Export demand in hanging in there, with sales last week of 517 TMT, at the high end of trade estimates. With just over two months left in the marketing year, we're still 4% behind the pace needed to meet USDA's projection of 875 million bushels. The US did participate in a sale to Egypt with a sale of 60 TMT of SRW, showing that at these price levels we're competitive again. While that helped support prices and bring them off the lows, it wasn't enough to sustain a rally. And once again, Russia got the majority of that business with a sale of 84 TMT.

Taking a look at wheat conditions around the world, we see India trying to bring home a bumper crop. But, harvest rains are leading to concerns about quality and yield reductions. Pakistan has similar problems with a greater likelihood of yield and quality reductions. China is in generally good shape; acreage is down because of dry fall conditions, but recent rains and snow have all but alleviated their dryness problems. China's crop is advancing rapidly on good moisture and above normal temperatures. North Africa is showing some drought stress in the western regions. Europe and the CIS are breaking dormancy with a mostly good moisture base; both have experienced a cold snap that could have burned back some vegetative growth, but does not appear to have done any worse damage.
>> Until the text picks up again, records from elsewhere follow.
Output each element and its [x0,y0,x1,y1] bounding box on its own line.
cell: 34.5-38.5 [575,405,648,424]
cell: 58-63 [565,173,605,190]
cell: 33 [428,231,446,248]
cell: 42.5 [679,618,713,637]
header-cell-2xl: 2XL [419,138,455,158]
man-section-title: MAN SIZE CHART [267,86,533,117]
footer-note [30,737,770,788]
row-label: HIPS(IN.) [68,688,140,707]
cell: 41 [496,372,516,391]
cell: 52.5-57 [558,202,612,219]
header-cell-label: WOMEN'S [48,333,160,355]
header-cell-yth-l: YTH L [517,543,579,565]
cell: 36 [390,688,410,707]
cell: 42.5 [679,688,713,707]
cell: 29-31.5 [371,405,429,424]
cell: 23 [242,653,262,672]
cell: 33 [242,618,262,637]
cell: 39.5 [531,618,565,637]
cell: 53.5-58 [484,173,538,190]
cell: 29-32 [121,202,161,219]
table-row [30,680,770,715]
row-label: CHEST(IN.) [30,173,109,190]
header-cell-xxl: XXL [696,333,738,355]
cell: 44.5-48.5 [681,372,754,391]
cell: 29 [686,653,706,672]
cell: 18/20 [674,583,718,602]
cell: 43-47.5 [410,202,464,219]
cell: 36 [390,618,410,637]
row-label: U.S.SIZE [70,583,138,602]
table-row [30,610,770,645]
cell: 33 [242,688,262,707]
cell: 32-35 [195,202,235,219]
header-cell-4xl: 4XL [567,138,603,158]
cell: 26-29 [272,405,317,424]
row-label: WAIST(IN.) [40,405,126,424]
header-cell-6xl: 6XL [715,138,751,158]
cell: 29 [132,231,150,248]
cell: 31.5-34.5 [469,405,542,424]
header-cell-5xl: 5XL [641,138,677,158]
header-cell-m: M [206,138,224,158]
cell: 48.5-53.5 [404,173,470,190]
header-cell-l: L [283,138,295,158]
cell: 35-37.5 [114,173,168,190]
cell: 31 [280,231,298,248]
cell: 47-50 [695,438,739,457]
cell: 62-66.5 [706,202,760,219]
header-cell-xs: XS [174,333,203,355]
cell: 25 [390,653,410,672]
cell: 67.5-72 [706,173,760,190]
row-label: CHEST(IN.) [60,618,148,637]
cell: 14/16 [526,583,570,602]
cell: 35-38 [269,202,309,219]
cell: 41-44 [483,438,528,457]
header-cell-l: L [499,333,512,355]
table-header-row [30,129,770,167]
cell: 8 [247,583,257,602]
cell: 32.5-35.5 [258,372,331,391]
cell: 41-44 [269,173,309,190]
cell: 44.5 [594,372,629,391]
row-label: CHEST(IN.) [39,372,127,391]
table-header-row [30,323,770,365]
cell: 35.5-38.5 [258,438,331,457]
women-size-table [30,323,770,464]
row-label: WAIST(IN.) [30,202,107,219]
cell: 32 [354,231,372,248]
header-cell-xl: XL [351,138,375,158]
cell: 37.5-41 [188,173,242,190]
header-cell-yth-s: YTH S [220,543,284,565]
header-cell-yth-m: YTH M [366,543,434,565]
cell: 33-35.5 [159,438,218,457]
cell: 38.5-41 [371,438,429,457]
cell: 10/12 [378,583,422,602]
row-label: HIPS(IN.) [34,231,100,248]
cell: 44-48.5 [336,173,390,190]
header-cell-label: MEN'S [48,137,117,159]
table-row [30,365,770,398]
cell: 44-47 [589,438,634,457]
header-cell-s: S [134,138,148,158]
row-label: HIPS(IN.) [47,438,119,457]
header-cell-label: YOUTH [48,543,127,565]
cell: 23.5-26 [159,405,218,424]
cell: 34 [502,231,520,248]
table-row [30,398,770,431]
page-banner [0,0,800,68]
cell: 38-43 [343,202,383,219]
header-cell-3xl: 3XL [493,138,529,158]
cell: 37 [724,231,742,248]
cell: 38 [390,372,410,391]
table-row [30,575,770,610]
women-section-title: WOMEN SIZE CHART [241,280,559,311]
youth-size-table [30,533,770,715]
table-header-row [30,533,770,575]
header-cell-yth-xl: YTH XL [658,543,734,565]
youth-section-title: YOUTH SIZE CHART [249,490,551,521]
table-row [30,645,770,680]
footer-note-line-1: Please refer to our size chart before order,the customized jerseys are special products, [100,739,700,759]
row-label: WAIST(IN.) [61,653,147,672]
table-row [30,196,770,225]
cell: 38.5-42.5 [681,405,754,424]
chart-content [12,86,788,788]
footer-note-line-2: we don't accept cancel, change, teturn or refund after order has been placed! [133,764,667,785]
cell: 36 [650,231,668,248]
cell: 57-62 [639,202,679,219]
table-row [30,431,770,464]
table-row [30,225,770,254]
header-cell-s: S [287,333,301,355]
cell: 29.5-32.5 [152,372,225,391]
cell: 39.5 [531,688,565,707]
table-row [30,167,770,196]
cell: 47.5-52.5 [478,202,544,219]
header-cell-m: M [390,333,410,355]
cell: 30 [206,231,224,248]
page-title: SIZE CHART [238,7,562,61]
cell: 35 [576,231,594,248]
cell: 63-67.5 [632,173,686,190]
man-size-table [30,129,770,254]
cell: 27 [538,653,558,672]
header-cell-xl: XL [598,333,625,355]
This is the time of year when wheat tends to put in a weather premium, usually seeing a rally into late April/early May. With the current conditions, it's hard to see why Kansas City would need to build in a premium, unless we get some very cold weather forecasts. Chicago could have reason to build in a premium on the very wet conditions, but there are plenty of traders who will stick to their mantra that 'rain makes grain'. It's tough to get bullish when the crop is growing and it's raining.

The bullishness instead would likely still lie with the corn market -too much moisture has become the buzz phrase and Mother Nature isn't offering much relief in the near term. More rains on the way for the central plains and Midwest will ratchet up the unrest among farmers and end-users. There simply is no room for any kind of potential yield reductions in the corn complex, particularly with most acreage estimates already not giving us the 10 million acre increase many think are needed to meet expected increased demand. It will be a relief to finally get USDA's acreage estimates next Friday.